Sir — To counter the argument that the government’s war on the intellect is just a matter of course-correction, Ramachandra Guha writes that the campaign has been extended to target natural sciences.

Lawrence Britt, a political scientist, had identified 14 common symptoms of fascism, one of which is the disdain for intellectuals and the arts. Fascist nations promote hostility towards higher education and academia. Social sciences and the arts thus become their prime targets. Artistic freedom is curtailed and governments often refuse to fund these faculties.

The fact of the matter is that a fascist regime depends on science and technology to build a military apparatus. Hence it cannot neglect science.

Sujit De,

Calcutta

Sir — After the attack on Indian soldiers in Pulwama when shrill call of revenge was reverberating across the country, my school-going son dared to remind his classmates of Mahatma Gandhi’s mantra that an eye for an eye only ends up making the whole world blind. His classmates reacted violently, underlining the need to bomb a neighbouring nation and associating people of a particular faith with terrorists. The minds of children, evidently, can be thoroughly communalized with regular injections of hate and prejudice.

No educated adult will believe that Rana Pratap defeated Akbar in Haldighati or that the Taj Mahal was originally a Hindu temple. The social sciences have also enlightened us about casteism while the Constitution lays great emphasis on secularism. Constitutional principles are thus being undermined in order to turn India into a Hindu rashtra.

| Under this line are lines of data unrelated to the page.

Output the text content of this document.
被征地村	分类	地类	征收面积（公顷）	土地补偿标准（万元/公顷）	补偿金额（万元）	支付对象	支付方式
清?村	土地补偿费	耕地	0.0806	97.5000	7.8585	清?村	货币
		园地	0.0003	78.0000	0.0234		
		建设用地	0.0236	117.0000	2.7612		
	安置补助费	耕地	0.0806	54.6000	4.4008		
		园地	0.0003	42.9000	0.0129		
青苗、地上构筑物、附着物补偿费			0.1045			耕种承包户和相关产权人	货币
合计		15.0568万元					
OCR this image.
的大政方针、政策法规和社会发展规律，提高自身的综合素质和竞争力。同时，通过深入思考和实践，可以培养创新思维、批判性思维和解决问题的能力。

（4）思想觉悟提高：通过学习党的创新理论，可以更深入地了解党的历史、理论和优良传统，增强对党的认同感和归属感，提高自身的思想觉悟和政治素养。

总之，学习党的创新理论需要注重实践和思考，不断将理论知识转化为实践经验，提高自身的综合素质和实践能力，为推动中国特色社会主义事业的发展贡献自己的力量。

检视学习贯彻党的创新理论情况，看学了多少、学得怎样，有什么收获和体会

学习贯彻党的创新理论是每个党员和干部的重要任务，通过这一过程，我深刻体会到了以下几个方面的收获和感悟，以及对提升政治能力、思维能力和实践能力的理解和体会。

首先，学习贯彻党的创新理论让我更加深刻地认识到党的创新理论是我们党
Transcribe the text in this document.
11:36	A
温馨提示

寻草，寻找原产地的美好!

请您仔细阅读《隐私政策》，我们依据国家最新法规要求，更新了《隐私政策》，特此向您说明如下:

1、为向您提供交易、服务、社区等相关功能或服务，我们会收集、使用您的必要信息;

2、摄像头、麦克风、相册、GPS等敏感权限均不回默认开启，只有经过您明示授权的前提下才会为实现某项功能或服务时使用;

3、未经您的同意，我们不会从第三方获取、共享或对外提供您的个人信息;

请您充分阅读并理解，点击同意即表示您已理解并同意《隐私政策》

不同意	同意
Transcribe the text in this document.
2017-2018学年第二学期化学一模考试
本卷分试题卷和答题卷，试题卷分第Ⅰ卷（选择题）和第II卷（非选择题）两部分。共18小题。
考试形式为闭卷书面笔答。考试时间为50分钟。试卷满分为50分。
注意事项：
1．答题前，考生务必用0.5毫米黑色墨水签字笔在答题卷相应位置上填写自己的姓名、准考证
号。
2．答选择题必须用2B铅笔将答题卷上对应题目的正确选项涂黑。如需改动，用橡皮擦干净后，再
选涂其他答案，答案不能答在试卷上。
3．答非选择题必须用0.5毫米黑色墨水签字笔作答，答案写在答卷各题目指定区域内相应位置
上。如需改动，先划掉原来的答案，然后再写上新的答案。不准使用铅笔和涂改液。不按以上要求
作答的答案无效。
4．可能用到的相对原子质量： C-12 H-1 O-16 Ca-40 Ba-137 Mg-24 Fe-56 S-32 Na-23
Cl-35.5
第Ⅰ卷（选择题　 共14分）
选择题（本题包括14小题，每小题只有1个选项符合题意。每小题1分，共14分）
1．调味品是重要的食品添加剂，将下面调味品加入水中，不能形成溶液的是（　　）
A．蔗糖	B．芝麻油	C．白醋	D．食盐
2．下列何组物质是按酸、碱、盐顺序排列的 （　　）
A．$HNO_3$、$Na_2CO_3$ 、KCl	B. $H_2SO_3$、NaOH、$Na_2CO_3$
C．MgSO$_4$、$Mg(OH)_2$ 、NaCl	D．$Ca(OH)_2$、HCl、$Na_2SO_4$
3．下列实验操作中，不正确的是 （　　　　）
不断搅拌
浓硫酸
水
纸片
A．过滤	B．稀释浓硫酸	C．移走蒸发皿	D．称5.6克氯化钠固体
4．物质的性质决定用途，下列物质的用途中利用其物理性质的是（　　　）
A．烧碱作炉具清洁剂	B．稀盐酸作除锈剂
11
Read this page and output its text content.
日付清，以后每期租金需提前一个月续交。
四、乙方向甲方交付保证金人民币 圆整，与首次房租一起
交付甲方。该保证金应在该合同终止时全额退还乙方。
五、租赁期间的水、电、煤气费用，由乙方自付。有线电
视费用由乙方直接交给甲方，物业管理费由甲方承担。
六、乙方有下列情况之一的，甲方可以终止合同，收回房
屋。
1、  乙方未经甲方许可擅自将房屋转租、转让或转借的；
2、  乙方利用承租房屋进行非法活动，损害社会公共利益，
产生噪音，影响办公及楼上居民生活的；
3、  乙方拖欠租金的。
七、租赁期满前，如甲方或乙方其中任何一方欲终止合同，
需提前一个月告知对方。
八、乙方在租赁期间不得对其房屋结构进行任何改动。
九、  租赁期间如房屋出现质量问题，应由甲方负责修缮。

It must also be pointed out that a PhD in physics or reading works of history and public policy proves nothing. Didn’t M.M. Joshi, the holder of a doctoral degree, attempt to saffronize education during his stint at the human resource development ministry? L.K. Advani, an avowed reader, injected the poison of communalism by leading the Ramjanmabhoomi movement. Neither Yashwant Sinha nor George Fernandes, two other names that Ramachandra Guha mentions in his piece, seemed to mind the strategy of polarization. The obsession with scholarship is a reflection of elitism. What India needs are leaders who possess utmost respect for the Constitution. Only this can nip communalism in the bud.